In the schema of Free, the book is a loss-leader (offered as a free text download and full-length audiobook from Anderson’s website) for the main product line – Anderson himself, available for public speaking engagements. Offering himself up as the man with a mainline to the future of media, Anderson has been racking up column inches in both the fidgety paper media and gloating online outlets with his aggressive assertions of the press’s imminent death. In an especially bullish interview with Der Spiegel, he even declared “media” and “news” to be non-words and announced that the media of the future will be a hobby (although not, presumably, for auditorium fillers like himself).
Funnily enough, Free the book doesn’t substantiate either Anderson’s bigger claims or the more vituperative criticism he’s drawn for the thesis. What it actually describes isn’t so much the future promised by the title, but the present we’ve been living in for at least the last decade. Anderson anatomises Free into many forms, from the free sample to the cross-subsidy to what he labels “Freemium” (basically, economy and first class services with a price of zero on the entry-level line). Google, of course, have built an empire on giving away their products – principally search, but also email, web browser and a whole mass of other applications – allowing them to essentially corner the means of production for usable information, and helping to drive customers towards the advertising they’re paid to place. Anderson draws heavily on the Google experiment to make his case.

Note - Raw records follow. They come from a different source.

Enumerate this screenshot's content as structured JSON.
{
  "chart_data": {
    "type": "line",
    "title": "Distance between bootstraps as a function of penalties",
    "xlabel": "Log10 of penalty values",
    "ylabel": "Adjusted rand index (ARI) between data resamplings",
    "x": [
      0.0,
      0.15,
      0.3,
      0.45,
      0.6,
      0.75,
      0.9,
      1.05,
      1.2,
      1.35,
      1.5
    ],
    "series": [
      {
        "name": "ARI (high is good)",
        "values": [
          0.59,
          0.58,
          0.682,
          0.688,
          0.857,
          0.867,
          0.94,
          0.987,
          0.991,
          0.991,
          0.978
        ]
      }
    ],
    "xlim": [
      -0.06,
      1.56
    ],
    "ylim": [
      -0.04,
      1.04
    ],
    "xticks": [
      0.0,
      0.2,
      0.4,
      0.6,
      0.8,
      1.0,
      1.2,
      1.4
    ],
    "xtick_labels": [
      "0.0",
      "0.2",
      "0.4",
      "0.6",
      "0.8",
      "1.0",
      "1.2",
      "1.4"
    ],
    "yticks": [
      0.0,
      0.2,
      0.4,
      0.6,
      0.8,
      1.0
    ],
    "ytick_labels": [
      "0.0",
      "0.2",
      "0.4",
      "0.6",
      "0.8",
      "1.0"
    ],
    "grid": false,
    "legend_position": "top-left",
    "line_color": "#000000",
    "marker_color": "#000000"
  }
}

He also draws on Wikipedia – not only as an example, but also as an unacknowledged source for a couple of large chunks of text. Such plagiarism is gross sloppiness, and sloppiness is typical of the book: there’s a failure to draw connections or make comparisons between different parts of the argument. Why, for example, do videogames seem to be so much more successful in converting free users into paying customers than shareware programs? Anderson provides the stats, but because he’s only interested it taking lessons from the financially successful segment of the free economy, the lower end gets overlooked.

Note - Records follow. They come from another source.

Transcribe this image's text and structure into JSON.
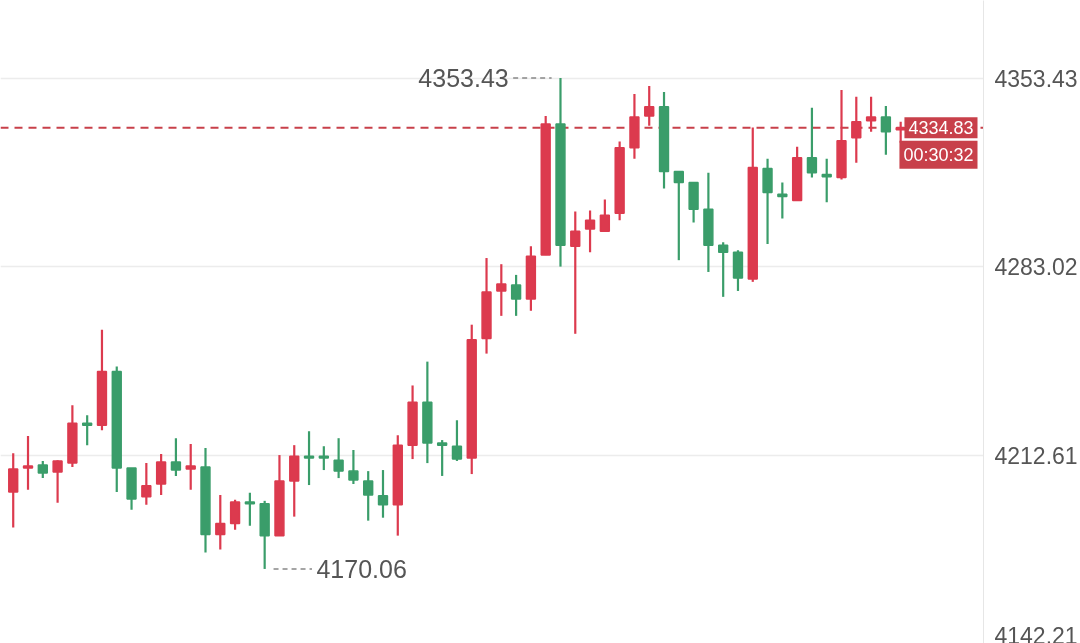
{
  "chart_data": {
    "type": "candlestick",
    "categories": [
      null,
      null,
      null,
      null,
      null,
      null,
      null,
      null,
      null,
      null,
      null,
      null,
      null,
      null,
      null,
      null,
      null,
      null,
      null,
      null,
      null,
      null,
      null,
      null,
      null,
      null,
      null,
      null,
      null,
      null,
      null,
      null,
      null,
      null,
      null,
      null,
      null,
      null,
      null,
      null,
      null,
      null,
      null,
      null,
      null,
      null,
      null,
      null,
      null,
      null,
      null,
      null,
      null,
      null,
      null,
      null,
      null,
      null,
      null,
      null,
      null
    ],
    "ohlc": [
      [
        4198.8,
        4213.3,
        4185.5,
        4207.4
      ],
      [
        4207.8,
        4219.7,
        4199.6,
        4208.5
      ],
      [
        4208.9,
        4210.4,
        4204.0,
        4205.9
      ],
      [
        4206.3,
        4210.7,
        4194.8,
        4210.4
      ],
      [
        4209.6,
        4231.2,
        4208.1,
        4224.5
      ],
      [
        4224.5,
        4227.5,
        4216.3,
        4223.7
      ],
      [
        4223.7,
        4259.4,
        4221.9,
        4243.8
      ],
      [
        4243.8,
        4245.7,
        4198.8,
        4207.8
      ],
      [
        4207.8,
        4207.8,
        4192.2,
        4196.2
      ],
      [
        4197.0,
        4209.6,
        4194.0,
        4201.1
      ],
      [
        4201.8,
        4213.0,
        4197.7,
        4210.0
      ],
      [
        4210.0,
        4218.9,
        4204.8,
        4207.0
      ],
      [
        4207.4,
        4216.7,
        4199.6,
        4208.5
      ],
      [
        4208.1,
        4215.2,
        4176.2,
        4182.9
      ],
      [
        4182.9,
        4197.7,
        4177.3,
        4187.0
      ],
      [
        4187.0,
        4195.9,
        4184.7,
        4195.1
      ],
      [
        4195.1,
        4198.5,
        4186.2,
        4194.4
      ],
      [
        4194.4,
        4195.5,
        4170.06,
        4182.5
      ],
      [
        4182.5,
        4212.6,
        4182.5,
        4202.9
      ],
      [
        4202.9,
        4216.3,
        4189.6,
        4212.2
      ],
      [
        4212.2,
        4221.5,
        4201.4,
        4211.5
      ],
      [
        4212.2,
        4215.9,
        4207.0,
        4211.5
      ],
      [
        4210.7,
        4218.9,
        4204.0,
        4206.6
      ],
      [
        4206.6,
        4214.5,
        4201.8,
        4203.3
      ],
      [
        4202.9,
        4206.6,
        4188.1,
        4197.7
      ],
      [
        4197.4,
        4207.0,
        4189.2,
        4194.0
      ],
      [
        4194.0,
        4220.0,
        4182.5,
        4216.3
      ],
      [
        4216.3,
        4238.6,
        4211.1,
        4232.3
      ],
      [
        4232.3,
        4247.5,
        4209.6,
        4217.1
      ],
      [
        4217.1,
        4218.2,
        4204.8,
        4216.3
      ],
      [
        4215.9,
        4225.6,
        4210.4,
        4211.1
      ],
      [
        4211.5,
        4261.3,
        4205.5,
        4255.7
      ],
      [
        4256.1,
        4286.2,
        4250.5,
        4273.5
      ],
      [
        4273.9,
        4283.9,
        4264.6,
        4276.5
      ],
      [
        4276.1,
        4279.9,
        4264.6,
        4270.9
      ],
      [
        4270.9,
        4290.6,
        4266.5,
        4286.9
      ],
      [
        4287.3,
        4339.3,
        4287.3,
        4336.3
      ],
      [
        4336.3,
        4353.43,
        4283.0,
        4291.0
      ],
      [
        4290.6,
        4303.6,
        4257.9,
        4296.2
      ],
      [
        4297.0,
        4304.0,
        4288.4,
        4300.3
      ],
      [
        4296.2,
        4308.1,
        4296.2,
        4302.2
      ],
      [
        4302.9,
        4329.7,
        4300.3,
        4327.4
      ],
      [
        4327.4,
        4347.5,
        4323.3,
        4338.9
      ],
      [
        4339.3,
        4350.5,
        4335.6,
        4342.7
      ],
      [
        4342.7,
        4348.2,
        4312.2,
        4318.5
      ],
      [
        4318.5,
        4318.5,
        4285.4,
        4314.4
      ],
      [
        4314.4,
        4314.4,
        4299.5,
        4304.4
      ],
      [
        4304.4,
        4318.1,
        4281.0,
        4291.0
      ],
      [
        4291.0,
        4292.1,
        4271.7,
        4288.4
      ],
      [
        4288.4,
        4289.1,
        4273.9,
        4278.7
      ],
      [
        4278.4,
        4335.0,
        4277.3,
        4320.0
      ],
      [
        4319.6,
        4323.3,
        4291.4,
        4310.7
      ],
      [
        4310.0,
        4314.4,
        4301.0,
        4309.2
      ],
      [
        4307.7,
        4327.8,
        4307.7,
        4323.7
      ],
      [
        4323.7,
        4342.3,
        4316.3,
        4318.1
      ],
      [
        4317.4,
        4323.3,
        4307.0,
        4316.6
      ],
      [
        4316.3,
        4349.0,
        4315.5,
        4330.0
      ],
      [
        4331.1,
        4346.4,
        4321.8,
        4337.1
      ],
      [
        4337.5,
        4346.4,
        4333.4,
        4338.9
      ],
      [
        4338.9,
        4343.0,
        4324.8,
        4333.4
      ],
      [
        4334.1,
        4337.1,
        4329.3,
        4334.83
      ]
    ],
    "colors": [
      "#dc3a4e",
      "#dc3a4e",
      "#3a9d6a",
      "#dc3a4e",
      "#dc3a4e",
      "#3a9d6a",
      "#dc3a4e",
      "#3a9d6a",
      "#3a9d6a",
      "#dc3a4e",
      "#dc3a4e",
      "#3a9d6a",
      "#dc3a4e",
      "#3a9d6a",
      "#dc3a4e",
      "#dc3a4e",
      "#3a9d6a",
      "#3a9d6a",
      "#dc3a4e",
      "#dc3a4e",
      "#3a9d6a",
      "#3a9d6a",
      "#3a9d6a",
      "#3a9d6a",
      "#3a9d6a",
      "#3a9d6a",
      "#dc3a4e",
      "#dc3a4e",
      "#3a9d6a",
      "#3a9d6a",
      "#3a9d6a",
      "#dc3a4e",
      "#dc3a4e",
      "#dc3a4e",
      "#3a9d6a",
      "#dc3a4e",
      "#dc3a4e",
      "#3a9d6a",
      "#dc3a4e",
      "#dc3a4e",
      "#dc3a4e",
      "#dc3a4e",
      "#dc3a4e",
      "#dc3a4e",
      "#3a9d6a",
      "#3a9d6a",
      "#3a9d6a",
      "#3a9d6a",
      "#3a9d6a",
      "#3a9d6a",
      "#dc3a4e",
      "#3a9d6a",
      "#3a9d6a",
      "#dc3a4e",
      "#3a9d6a",
      "#3a9d6a",
      "#dc3a4e",
      "#dc3a4e",
      "#dc3a4e",
      "#3a9d6a",
      "#dc3a4e"
    ],
    "ylim": [
      4142.21,
      4382.4
    ],
    "yticks": [
      4142.21,
      4212.61,
      4283.02,
      4353.43
    ],
    "grid": "y",
    "tick_labels": "y",
    "ref_lines": [
      {
        "axis": "y",
        "value": 4334.83,
        "label": "4334.83",
        "color": "#c8404a",
        "line_style": "dashed"
      }
    ],
    "annotations": [
      "4353.43",
      "4170.06",
      "00:30:32"
    ]
  }
}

And as for the unwaged workers of the free economy, like the Wikipedians who became his unwitting co-authors? Anderson seems confident that people will continue to labour gratis on the promise of community and celebrity. Coming from someone who gets well-paid for public speaking gigs assuring journalists that they can make a living by getting other journalists to work for nothing (“leveraging the Free”) it’s unclear why anyone should be paying tribute to this half-formed, self-serving economic theory.